Cancer Prevention Research Program
Palindrome Liaisons Consultants
10 Rolling Ridge Road, Suite B
Montvale, NJ 07645-1559, USA
E-mail: [email protected]
Received August 20, 2014; Accepted September 25, 2014; Published October 05, 2014
Citation: Telang N (2014) Cellular Metabolism of Estradiol in Models for Select Molecular Subtypes of Clinical Breast Cancer. J Steroids Hormon Sci 5:143. doi:10.4172/2157-7536.1000.143
Copyright: © 2014 Telang N. This is an open-access article distributed under the terms of the Creative Commons Attribution License, which permits unrestricted use, distribution, and reproduction in any medium, provided the original author and source are credited.

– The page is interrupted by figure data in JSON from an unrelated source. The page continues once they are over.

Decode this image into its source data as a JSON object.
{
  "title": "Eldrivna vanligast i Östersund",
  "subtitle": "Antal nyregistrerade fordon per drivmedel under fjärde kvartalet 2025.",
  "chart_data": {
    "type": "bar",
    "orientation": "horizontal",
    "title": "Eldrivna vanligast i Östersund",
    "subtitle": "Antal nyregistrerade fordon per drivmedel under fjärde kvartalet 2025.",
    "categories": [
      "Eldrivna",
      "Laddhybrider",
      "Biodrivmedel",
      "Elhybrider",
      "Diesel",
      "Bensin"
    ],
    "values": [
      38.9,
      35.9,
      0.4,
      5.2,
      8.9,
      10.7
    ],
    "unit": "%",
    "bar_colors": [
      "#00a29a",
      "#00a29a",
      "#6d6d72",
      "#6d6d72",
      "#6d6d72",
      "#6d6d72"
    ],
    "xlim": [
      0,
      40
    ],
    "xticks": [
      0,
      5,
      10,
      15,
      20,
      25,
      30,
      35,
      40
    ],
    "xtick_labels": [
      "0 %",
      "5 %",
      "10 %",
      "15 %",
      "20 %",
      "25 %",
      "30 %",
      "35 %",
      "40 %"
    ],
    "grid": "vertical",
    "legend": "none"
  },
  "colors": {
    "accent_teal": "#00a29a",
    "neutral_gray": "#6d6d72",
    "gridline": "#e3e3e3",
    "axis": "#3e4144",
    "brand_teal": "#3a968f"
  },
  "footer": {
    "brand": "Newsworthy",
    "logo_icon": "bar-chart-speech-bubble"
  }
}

The mitogenic ovarian steroid hormone 17β-estradiol (E2) is associated with progression of Estrogen Receptor Positive (ER+) breast cancer, and ER represents a major therapeutic target for endocrine therapy. In addition to the ER dependent signal transduction, cellular oxidative metabolism of the ER ligand E2 generates several metabolites with pleotropic growth modulatory effects on breast cancer cells, providing valuable leads for novel therapeutic approach. The molecular classification of clinical breast cancer has defined cancer subtypes based on differential expression of the genes for hormones and growth factor receptors, thereby facilitating subtype targeted therapeutic interventions. However, de novo or acquired resistance to conventional endocrine and targeted small molecule based treatment limits the therapeutic efficacy and promotes therapy resistant disease progression. These aspects
emphasize the need for identification of new efficacious non-toxic lead compounds. The present review summarizes critical experiments conducted to i) develop and optimize human tissue derived cell culture models for select molecular subtypes of clinical breast cancer, ii) determine the status of homeostatic growth control, cellular metabolism of 17β-estradiol (E2) and cancer risk in the developed models, and iii) evaluate the therapeutic efficacy and identify possible mechanisms of action of select herbal extracts/phyto-chemical. Additionally, this review discusses the evidence for the role of E2 metabolism in breast carcinogenesis and therapy. The data generated from the cell culture experiments demonstrate that the models for select molecular sub-types exhibit aberrant hyperproliferation, altered cellular metabolism of E2 and enhanced cancer risk. Select mechanistically distinct herbal extracts and natural phyto-chemical at their respective maximum cytostatic concentrations modulate cellular
metabolism of E2 favoring generation of anti-proliferative metabolites and inhibit anchorage independent growth, thus reducing cancer risk. Collectively, these data validate the present mechanism based cell culture approach to identify and prioritize novel efficacious lead compounds for subtype targeted therapy of clinical breast cancer.